Anche quest’anno il Ferragosto è arrivato. Per quanto migliaia di italiani probabilmente, a causa della recente pandemia di coronavirus, si ritroveranno a vivere questa festa così iconica in maniera diversa, vale la pena ripercorrere la storia che ha portato all’instaurazione e diffusione di una delle festività più attese dell’anno.

Il Ferragosto ha una storia alle spalle lunga almeno 2000 anni: infatti, le sue origini risalgono addirittura all’epoca dell’impero romano. Esso deriva da una festività chiamata “feriae augusti” che in latino significa “riposo di Augusto”. Questa era stata istituita da parte dell’imperatore Ottaviano Augusto nel 18 a.C. come ricorrenza che segnava l’inizio di un periodo di riposo dopo la fine dei principali lavori nei campi. Il giorno scelto dall’imperatore, il 1° agosto, inoltre, andava ad aggiungersi ad una serie di altri festeggiamenti tradizionali, che si protraevano fino al 15 di agosto, i quali segnavano il termine dei lavori agricoli: per esempio, la tradizione dei Consualia era un periodo di festa in cui si onorava Conso, il dio romano della terra e della fertilità. Durante queste giornate, venivano organizzate diverse celebrazioni, come corse di cavalli e banchetti, ed era usanza che i contadini portassero i propri auguri ai proprietari terrieri ricevendo in cambio una consistente mancia.

In seguito, con l’arrivo del Cristianesimo dentro l’impero di Roma, molte feste pagane vennero convertite e adattate alla nuova religione. Questo fu il caso anche del Ferragosto. Infatti, a partire dal VII secolo d.C. per volontà della Chiesa Cattolica, la festa venne spostata al 15 di agosto, cosicché potesse coincidere con la data in cui avvenne l’Assunzione della Vergine Maria, ossia il dogma della religione cristiana secondo cui la Vergine sarebbe salita in cielo con anima e corpo. Da questo momento, molte delle celebrazioni che si svolgeranno saranno dedicate proprio alla Vergine, come la Cavalcata dell’Assunta di Fermo, che si svolge ogni anno dal 1182, oppure il più famoso Palio di Siena, il quale si tiene prima il 2 luglio in onore della Madonna del Provenzano, poi il 16 agosto in onore della Madonna Assunta.

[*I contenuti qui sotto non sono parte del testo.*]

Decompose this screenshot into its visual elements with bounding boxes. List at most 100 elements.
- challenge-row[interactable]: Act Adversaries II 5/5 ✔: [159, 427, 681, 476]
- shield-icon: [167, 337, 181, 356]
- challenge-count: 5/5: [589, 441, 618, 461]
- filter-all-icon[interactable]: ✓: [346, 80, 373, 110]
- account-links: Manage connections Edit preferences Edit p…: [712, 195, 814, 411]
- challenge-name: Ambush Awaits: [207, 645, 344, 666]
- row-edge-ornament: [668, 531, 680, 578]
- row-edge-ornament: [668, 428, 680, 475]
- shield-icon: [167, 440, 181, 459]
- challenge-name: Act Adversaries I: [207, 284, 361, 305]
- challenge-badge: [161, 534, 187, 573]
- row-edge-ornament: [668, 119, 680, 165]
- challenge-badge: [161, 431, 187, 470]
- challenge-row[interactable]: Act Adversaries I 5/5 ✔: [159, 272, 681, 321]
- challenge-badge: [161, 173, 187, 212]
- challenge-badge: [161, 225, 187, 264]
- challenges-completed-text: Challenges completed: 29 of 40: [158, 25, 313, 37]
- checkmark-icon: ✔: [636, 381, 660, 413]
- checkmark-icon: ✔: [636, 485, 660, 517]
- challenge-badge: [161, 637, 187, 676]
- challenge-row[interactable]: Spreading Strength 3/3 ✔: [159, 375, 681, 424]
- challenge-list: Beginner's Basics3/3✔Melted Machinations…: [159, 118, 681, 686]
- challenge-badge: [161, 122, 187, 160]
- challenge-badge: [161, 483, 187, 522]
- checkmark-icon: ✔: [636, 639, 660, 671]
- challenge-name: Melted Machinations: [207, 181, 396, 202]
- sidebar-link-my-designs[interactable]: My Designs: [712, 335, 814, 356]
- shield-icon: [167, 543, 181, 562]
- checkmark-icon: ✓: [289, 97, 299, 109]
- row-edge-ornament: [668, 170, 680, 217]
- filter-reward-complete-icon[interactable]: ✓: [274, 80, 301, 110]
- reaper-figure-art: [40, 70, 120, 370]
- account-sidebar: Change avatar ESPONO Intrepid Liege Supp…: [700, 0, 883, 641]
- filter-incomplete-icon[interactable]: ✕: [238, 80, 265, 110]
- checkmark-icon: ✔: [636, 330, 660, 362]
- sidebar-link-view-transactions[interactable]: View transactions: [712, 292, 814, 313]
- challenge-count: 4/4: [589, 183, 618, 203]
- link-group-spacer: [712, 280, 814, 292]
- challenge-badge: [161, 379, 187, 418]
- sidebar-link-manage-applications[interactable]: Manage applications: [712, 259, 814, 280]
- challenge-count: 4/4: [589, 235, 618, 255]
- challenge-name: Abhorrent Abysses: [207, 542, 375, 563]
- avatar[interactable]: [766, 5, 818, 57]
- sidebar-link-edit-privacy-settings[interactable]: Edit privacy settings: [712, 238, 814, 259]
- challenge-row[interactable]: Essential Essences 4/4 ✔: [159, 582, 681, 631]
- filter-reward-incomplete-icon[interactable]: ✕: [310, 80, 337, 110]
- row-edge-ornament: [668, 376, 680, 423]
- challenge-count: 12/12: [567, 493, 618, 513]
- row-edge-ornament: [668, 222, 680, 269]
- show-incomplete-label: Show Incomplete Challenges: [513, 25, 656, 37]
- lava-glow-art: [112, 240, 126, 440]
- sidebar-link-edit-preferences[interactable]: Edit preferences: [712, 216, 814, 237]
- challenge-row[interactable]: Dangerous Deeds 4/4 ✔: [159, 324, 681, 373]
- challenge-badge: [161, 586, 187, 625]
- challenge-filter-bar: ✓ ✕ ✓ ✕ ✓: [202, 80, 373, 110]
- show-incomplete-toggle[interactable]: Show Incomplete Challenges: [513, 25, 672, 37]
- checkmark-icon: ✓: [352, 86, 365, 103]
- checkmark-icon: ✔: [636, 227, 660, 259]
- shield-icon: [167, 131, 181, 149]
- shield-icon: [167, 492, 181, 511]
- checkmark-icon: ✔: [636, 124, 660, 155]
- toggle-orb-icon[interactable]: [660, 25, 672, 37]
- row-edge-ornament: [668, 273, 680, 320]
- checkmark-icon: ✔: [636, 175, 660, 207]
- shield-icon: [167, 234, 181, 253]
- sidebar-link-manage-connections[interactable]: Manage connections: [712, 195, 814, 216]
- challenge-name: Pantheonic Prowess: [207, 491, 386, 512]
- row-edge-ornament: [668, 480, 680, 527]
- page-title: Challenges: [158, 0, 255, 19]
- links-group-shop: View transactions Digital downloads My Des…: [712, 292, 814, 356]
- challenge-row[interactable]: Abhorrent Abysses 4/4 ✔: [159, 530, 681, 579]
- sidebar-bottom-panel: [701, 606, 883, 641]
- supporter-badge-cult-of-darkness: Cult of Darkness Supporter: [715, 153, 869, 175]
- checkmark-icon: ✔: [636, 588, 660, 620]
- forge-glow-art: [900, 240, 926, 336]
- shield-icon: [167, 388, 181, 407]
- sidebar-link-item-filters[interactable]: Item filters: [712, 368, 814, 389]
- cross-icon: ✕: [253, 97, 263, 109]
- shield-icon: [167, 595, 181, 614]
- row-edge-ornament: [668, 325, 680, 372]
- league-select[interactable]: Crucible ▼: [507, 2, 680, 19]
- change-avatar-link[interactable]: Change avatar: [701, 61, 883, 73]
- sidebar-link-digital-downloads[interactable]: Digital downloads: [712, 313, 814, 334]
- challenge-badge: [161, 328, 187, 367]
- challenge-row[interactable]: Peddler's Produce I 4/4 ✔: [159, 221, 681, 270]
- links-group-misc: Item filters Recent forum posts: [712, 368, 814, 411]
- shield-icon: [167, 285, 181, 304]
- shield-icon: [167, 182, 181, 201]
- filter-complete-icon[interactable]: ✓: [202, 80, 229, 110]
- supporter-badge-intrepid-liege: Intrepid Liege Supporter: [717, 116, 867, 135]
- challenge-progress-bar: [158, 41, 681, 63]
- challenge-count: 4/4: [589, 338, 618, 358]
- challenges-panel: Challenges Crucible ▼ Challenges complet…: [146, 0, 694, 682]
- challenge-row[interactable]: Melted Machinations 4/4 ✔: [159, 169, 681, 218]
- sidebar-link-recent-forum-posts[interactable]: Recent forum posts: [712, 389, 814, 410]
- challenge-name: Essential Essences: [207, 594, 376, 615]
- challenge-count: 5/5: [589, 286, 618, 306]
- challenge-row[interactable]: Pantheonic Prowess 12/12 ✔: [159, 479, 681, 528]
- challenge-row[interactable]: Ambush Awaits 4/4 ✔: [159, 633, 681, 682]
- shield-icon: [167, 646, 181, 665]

Fu, però, durante il fascismo che il Ferragosto diventò una festa popolare diffusa e le gite fuori porta divennero uno standard per tutte le famiglie. L’allora Ministero delle Comunicazioni decise di istituire nel 1931, grazie all’aiuto delle associazioni dopolavoristiche delle varie corporazioni, un programma di “treni popolari di Ferragosto”, ossia treni che raggiungevano le località turistiche di mare e montagna a tariffa molto ridotta, che si svolgeva dal 13 al 15 di agosto. Le persone che aderivano a tale progetto potevano scegliere o la formula “gita in giornata”, che permetteva di muoversi in un raggio di 50-100 km, o la formula “gita dei tre giorni”, la quale consentiva di spostarsi nel raggio di 100-200 km. Questi pacchetti permisero a molte famiglie di andare in vacanza per la prima volta ed inaugurarono il moderno turismo di massa.